I mean that sometimes he reacts to lower sounds, while most of the times he is indifferent to loud ones. How long should we wait before we get the CI surgery? Is a 6-month period with full time HAs OK? I should note though, that he has been making new sounds himself (his speech therapist says he must be able to listen SOMETING but he has not connected sounds with results).
 
His speech therapist says he must be able to listen to something? In order to speak, is that what he/she meant? If I understand that right, then that's not true. Many deaf children learned to speak by feel (placing hands on throat or chest to feel vibration and pitches.) I was one of those deaf kids. I hope that info helps!
 
Yesterday, I was able to wake up my son in the afternoon by calling his name, at a normal/low volume, close to his HA (well, actually he opened his eyes only when I told him "pizza is ready" but that may be a coincidence).

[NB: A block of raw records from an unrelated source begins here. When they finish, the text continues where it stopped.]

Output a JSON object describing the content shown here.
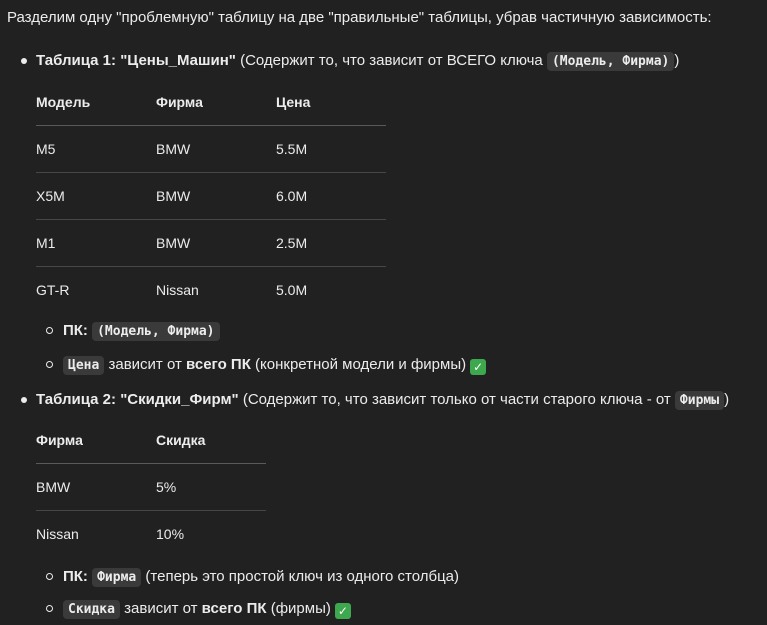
{
  "intro": "Разделим одну \"проблемную\" таблицу на две \"правильные\" таблицы, убрав частичную зависимость:",
  "table1": {
    "title": "Таблица 1: \"Цены_Машин\"",
    "desc_before": " (Содержит то, что зависит от ВСЕГО ключа ",
    "code": "(Модель, Фирма)",
    "desc_after": ")",
    "headers": [
      "Модель",
      "Фирма",
      "Цена"
    ],
    "rows": [
      [
        "M5",
        "BMW",
        "5.5M"
      ],
      [
        "X5M",
        "BMW",
        "6.0M"
      ],
      [
        "M1",
        "BMW",
        "2.5M"
      ],
      [
        "GT-R",
        "Nissan",
        "5.0M"
      ]
    ],
    "pk_label": "ПК:",
    "pk_code": "(Модель, Фирма)",
    "dep_code": "Цена",
    "dep_text1": " зависит от ",
    "dep_bold": "всего ПК",
    "dep_text2": " (конкретной модели и фирмы)",
    "check": "✓"
  },
  "table2": {
    "title": "Таблица 2: \"Скидки_Фирм\"",
    "desc_before": " (Содержит то, что зависит только от части старого ключа - от ",
    "code": "Фирмы",
    "desc_after": ")",
    "headers": [
      "Фирма",
      "Скидка"
    ],
    "rows": [
      [
        "BMW",
        "5%"
      ],
      [
        "Nissan",
        "10%"
      ]
    ],
    "pk_label": "ПК:",
    "pk_code": "Фирма",
    "pk_text": " (теперь это простой ключ из одного столбца)",
    "dep_code": "Скидка",
    "dep_text1": " зависит от ",
    "dep_bold": "всего ПК",
    "dep_text2": " (фирмы)",
    "check": "✓"
  }
}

Yet, he often doesn't react to louder sounds. He has a filter for louder sounds, anyway, and hopefully all children has it, or their residual hearing may be damaged from amplification of sounds which are already loud!

I have no idea of what my son hears, actually. Sometimes he seem to hear a lot, sometimes nothing. I came to the conclusion that there's no way to know at the moment: he's not interested at all. He does hear something, since he takes aids off in noisy environment and gives some responses, but usually nt repeatable ones (fistr time, he turns to see what's making noise, second time, he knows so why turn, third time it's like "it's clear you're trying to test my hearing so FORGET ABOUT IT - I have 3 years and better things to do in my life").

Hearing for deaf kids is NOT like it is for us. And sometimes it's even not interesting for them as it is for us. Anyway, back to the question: how much important it is for you that he actually hears "something", and why?

As for your doubt, yes,I'd wait for the whole 6 months period at least.
 
frank is STILL learning to hear things with his hearing aids and hes had them what..about 7 months? there are times when i dont think they make a difference, but they do..its just very subtle.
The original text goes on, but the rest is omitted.